INPUT_FOLDER_PATH = "xxxxxxxxx/xxxxxxxx/xxxx"  # without bucket name
OUTPUT_FOLDER_PATH = "xxxxxx/xxxxxxxx/xxxxx"  # without bucket name

**PROJECT_ID**: *provide the project id*

**BUCKET_NAME**: *Provide the bucket name from google cloud storage.*

**INPUT_FOLDER_PATH**: *Provide the location of the TIF file stored on google cloud storage*

**OUTPUT_FOLDER_PATH**: *Provide the location of the output path to store the jpeg image files*


### 2. Run the Code
Use the function given in the sample code which stores the converted jpeg files in the desired location of google cloud storage.

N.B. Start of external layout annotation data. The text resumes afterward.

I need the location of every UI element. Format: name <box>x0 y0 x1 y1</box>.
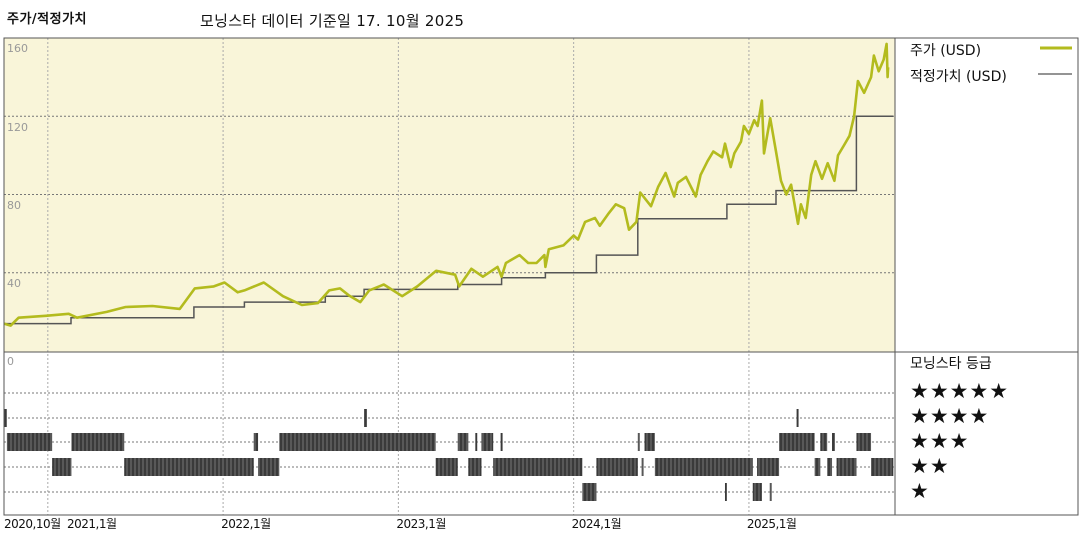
y-tick-label: 80 <box>7 199 21 212</box>
y-tick-label: 120 <box>7 121 28 134</box>
one-star-label: ★ <box>910 479 930 503</box>
y-tick-label: 0 <box>7 355 14 368</box>
x-tick-label: 2023,1월 <box>396 517 446 531</box>
rating-bar-3-star <box>500 433 503 451</box>
y-tick-label: 160 <box>7 42 28 55</box>
chart-frame <box>3 37 1079 516</box>
rating-bar-2-star <box>468 458 482 476</box>
rating-bar-1-star <box>752 483 762 501</box>
rating-bar-1-star <box>724 483 727 501</box>
rating-bar-2-star <box>871 458 894 476</box>
rating-bar-4-star <box>796 409 799 427</box>
rating-bar-1-star <box>582 483 597 501</box>
rating-bar-3-star <box>856 433 872 451</box>
x-tick-label: 2025,1월 <box>746 517 797 531</box>
x-tick-label: 2020,10월 <box>4 517 61 531</box>
rating-bar-2-star <box>493 458 583 476</box>
rating-bars <box>4 409 894 501</box>
rating-bar-3-star <box>820 433 828 451</box>
rating-bar-2-star <box>52 458 72 476</box>
rating-bar-3-star <box>71 433 125 451</box>
legend-price-label: 주가 (USD) <box>910 43 982 59</box>
rating-bar-2-star <box>435 458 458 476</box>
x-tick-label: 2021,1월 <box>67 517 117 531</box>
data-date-subtitle: 모닝스타 데이터 기준일 17. 10월 2025 <box>200 12 465 30</box>
rating-bar-2-star <box>641 458 644 476</box>
chart-title: 주가/적정가치 <box>7 12 88 27</box>
three-star-label: ★★★ <box>910 429 970 453</box>
legend-fair-value-label: 적정가치 (USD) <box>910 69 1007 85</box>
rating-bar-2-star <box>814 458 821 476</box>
four-star-label: ★★★★ <box>910 404 990 428</box>
x-tick-label: 2024,1월 <box>571 517 622 531</box>
rating-bar-4-star <box>364 409 368 427</box>
rating-legend-title: 모닝스타 등급 <box>910 356 992 372</box>
rating-bar-2-star <box>827 458 833 476</box>
rating-bar-2-star <box>596 458 638 476</box>
fair-value-line <box>4 115 894 325</box>
rating-bar-2-star <box>124 458 254 476</box>
rating-bar-2-star <box>836 458 857 476</box>
price-line <box>3 42 890 327</box>
rating-bar-3-star <box>457 433 469 451</box>
rating-bar-2-star <box>258 458 280 476</box>
x-tick-label: 2022,1월 <box>221 517 271 531</box>
rating-bar-3-star <box>253 433 259 451</box>
rating-bar-2-star <box>654 458 753 476</box>
rating-bar-3-star <box>637 433 640 451</box>
rating-bar-3-star <box>832 433 835 451</box>
five-star-label: ★★★★★ <box>910 379 1010 403</box>
rating-bar-3-star <box>481 433 494 451</box>
rating-bar-2-star <box>757 458 780 476</box>
rating-bar-3-star <box>644 433 655 451</box>
rating-bar-3-star <box>475 433 478 451</box>
rating-bar-3-star <box>6 433 53 451</box>
rating-bar-1-star <box>769 483 772 501</box>
two-star-label: ★★ <box>910 454 950 478</box>
rating-bar-4-star <box>4 409 7 427</box>
rating-bar-3-star <box>279 433 436 451</box>
y-tick-label: 40 <box>7 277 21 290</box>
rating-bar-3-star <box>779 433 815 451</box>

#### Install the required Libraries

In [None]:
!pip install pillow
!pip install tqdm
!pip install google-cloud

In [None]:
from google.cloud import storage
from PIL import Image
from io import BytesIO
from typing import IO
from tqdm.notebook import tqdm
from google.cloud.storage.blob import Blob

storage_client = storage.Client(project=PROJECT_ID)
bucket = storage_client.get_bucket(BUCKET_NAME)


def get_file(file_path: str) -> IO[BytesIO]:
    """
    Read a file from Google Cloud Storage.

    Args:
        file_path (str): The path of the file in Google Cloud Storage.

    Returns:
        IO[BytesIO]: A BytesIO stream of the file content.
    """
    blob = bucket.blob(file_path)
    byte_stream = BytesIO()
    blob.download_to_file(byte_stream)
    byte_stream.seek(0)
    return byte_stream


def store_blob(document: bytes, file_path: str) -> None:
    """
    Store a file in Google Cloud Storage.

    Args:
        document (bytes): The content of the file to be stored.
        file_path (str): The path where the file will be stored in Google Cloud Storage.

    Returns:
        None
    """
    blob = bucket.blob(file_path)
    blob.upload_from_string(document, content_type="image/jpeg")


blobs = bucket.list_blobs(prefix=INPUT_FOLDER_PATH)
files = [
    blob.name
    for blob in blobs
    if blob.name.endswith(".TIF")
    or blob.name.endswith(".tif")
    or blob.name.endswith(".TIFF")
    or blob.name.endswith(".tiff")
]

for file_path in tqdm(files):
    print(file_path)
    image_data = get_file(file_path)
    outfile_name = OUTPUT_FOLDER_PATH + "/" + file_path.split("/")[-1][:-4] + "jpeg"
    im = Image.open(image_data)
    out = im.convert("RGB")
    image_str = BytesIO()
    out.save(image_str, "JPEG")
    contents = image_str.getvalue()
    store_blob(contents, outfile_name)

## Output

Converted Jpeg files will be saved in the output folder.